After suffering a contraction in 2010, North Korea’s economy grew, albeit at relatively low levels, for four straight years. In 2013, GDP grew by 1.1 percent.
The slightly faster expansion last year was marked by growth in services and signs of rising private consumption, the Bank of Korea said in an annual report.
A drought could dent economic activity this year, as North Korea has said it is the worst it has seen in 100 years, although Seoul has said it seems to be easing.
Impoverished North Korea does not release economic data and South Korea’s central bank is the only government entity providing official estimates of the North’s economic performance.
The statistics do not include black market economic activity that has grown steadily in recent years, creating a consuming class with demand for products such as cosmetics, smartphones, fruit juices and foreign clothes, according to residents and visitors.
The increase in economic activity last year was attributed mainly to growth in services and building while farming, mining and manufacturing saw slower growth, the central bank said.
The Bank of Korea put North Korea’s gross national income at 34.2 trillion won ($29.85 billion). On a per capita basis, South Korea is 21 times richer.
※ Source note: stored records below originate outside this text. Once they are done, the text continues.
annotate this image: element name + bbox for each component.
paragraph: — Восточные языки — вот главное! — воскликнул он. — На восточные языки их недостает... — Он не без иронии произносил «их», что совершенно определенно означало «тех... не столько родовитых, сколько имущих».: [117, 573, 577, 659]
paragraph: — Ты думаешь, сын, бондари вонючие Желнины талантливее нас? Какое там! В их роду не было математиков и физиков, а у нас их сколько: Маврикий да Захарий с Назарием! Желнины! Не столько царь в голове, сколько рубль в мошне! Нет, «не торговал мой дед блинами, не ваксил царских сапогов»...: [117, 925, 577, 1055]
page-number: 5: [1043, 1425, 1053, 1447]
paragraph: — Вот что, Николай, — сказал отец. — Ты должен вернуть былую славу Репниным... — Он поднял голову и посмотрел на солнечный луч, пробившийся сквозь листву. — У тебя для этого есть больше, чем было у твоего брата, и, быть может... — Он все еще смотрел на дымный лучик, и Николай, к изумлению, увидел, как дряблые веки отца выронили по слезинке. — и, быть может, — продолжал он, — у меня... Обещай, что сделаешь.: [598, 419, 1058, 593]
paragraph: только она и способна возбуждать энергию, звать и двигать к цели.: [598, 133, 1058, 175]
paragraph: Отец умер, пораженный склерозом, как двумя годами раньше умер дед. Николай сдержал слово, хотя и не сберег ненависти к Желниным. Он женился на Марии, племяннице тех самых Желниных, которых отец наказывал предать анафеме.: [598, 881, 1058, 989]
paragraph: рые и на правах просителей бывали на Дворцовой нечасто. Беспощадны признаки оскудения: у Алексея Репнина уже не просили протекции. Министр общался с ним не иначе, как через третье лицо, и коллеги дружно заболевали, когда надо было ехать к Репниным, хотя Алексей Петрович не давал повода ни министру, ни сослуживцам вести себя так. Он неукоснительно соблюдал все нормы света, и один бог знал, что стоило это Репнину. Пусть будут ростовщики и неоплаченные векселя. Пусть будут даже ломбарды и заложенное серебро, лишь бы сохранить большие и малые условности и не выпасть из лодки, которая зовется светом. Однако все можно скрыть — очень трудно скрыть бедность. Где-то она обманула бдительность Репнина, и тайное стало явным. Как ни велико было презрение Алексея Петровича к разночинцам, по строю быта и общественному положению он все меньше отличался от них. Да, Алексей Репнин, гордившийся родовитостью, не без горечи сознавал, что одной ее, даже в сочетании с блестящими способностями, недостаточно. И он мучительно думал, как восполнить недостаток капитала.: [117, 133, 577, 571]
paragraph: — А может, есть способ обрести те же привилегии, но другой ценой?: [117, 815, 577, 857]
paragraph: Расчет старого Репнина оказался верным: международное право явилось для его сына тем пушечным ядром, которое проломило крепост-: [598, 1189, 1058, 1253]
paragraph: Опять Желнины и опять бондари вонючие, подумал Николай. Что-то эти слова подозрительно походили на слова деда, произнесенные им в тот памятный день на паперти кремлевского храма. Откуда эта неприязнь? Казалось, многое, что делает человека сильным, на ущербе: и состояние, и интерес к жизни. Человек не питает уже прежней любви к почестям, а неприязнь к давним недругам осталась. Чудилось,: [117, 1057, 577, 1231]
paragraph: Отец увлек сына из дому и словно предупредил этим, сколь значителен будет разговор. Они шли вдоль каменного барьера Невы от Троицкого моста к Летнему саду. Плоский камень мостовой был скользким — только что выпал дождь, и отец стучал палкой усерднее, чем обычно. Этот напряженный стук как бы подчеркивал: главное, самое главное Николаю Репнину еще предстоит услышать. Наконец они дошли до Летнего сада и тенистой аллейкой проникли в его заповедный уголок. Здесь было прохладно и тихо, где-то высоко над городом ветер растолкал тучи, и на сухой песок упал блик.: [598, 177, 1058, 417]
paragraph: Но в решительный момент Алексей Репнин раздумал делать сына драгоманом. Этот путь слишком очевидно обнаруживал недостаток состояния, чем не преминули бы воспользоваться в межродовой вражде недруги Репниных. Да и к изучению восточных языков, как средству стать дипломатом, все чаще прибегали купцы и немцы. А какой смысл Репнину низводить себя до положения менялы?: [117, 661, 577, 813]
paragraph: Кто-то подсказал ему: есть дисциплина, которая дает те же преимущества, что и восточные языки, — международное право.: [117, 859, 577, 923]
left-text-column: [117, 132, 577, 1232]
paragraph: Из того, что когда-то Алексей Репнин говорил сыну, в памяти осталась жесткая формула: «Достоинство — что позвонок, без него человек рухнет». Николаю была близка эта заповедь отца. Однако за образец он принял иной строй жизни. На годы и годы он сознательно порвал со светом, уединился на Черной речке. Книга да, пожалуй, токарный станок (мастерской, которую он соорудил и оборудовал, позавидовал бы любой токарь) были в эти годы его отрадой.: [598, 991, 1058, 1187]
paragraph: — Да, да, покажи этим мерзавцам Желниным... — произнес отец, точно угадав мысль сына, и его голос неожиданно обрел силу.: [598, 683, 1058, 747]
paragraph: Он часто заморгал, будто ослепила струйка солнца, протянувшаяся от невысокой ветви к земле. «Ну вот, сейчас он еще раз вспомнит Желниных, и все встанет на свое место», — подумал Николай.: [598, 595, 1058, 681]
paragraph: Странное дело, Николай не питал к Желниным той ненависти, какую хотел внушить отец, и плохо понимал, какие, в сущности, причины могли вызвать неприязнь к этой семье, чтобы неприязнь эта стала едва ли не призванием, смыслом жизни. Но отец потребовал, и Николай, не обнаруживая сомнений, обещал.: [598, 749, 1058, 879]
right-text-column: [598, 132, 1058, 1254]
North Korea, a country of 24.7 million people, is one of the most isolated countries in the world.
It is heavily sanctioned under U.N. resolutions for its nuclear and missile tests dating back to 2006. Ties with South Korea were cut back sharply after Seoul suspended most commercial projects and aid in 2010.
Services rose 1.3 percent in 2014 on-year, up from 0.3 percent in 2013, the Bank of Korea said. The service industry made up 31.3 percent of the North Korean economy last year, up slightly from 30.0 percent in 2013.
All sub-indices under services saw gains, including retail sales, food and accommodation as well as logistics and communications, according to the Bank of Korea.
Construction was up 1.4 percent, rebounding from a 1 percent decline in 2013, with an increase in buildings offsetting declines in road and plant construction.
A central bank official said construction activity was focused on satellite cities surrounding Pyongyang last year, including in North Hamgyong Province.
The same data showed total North Korea trade at $7.6 billion, up 3.7 percent from 2013. Exports fell 1.7 percent on-year while imports jumped 7.8 percent on increased demand for machinery and textiles. More than 90 percent of North Korea’s trade is with neighboring China.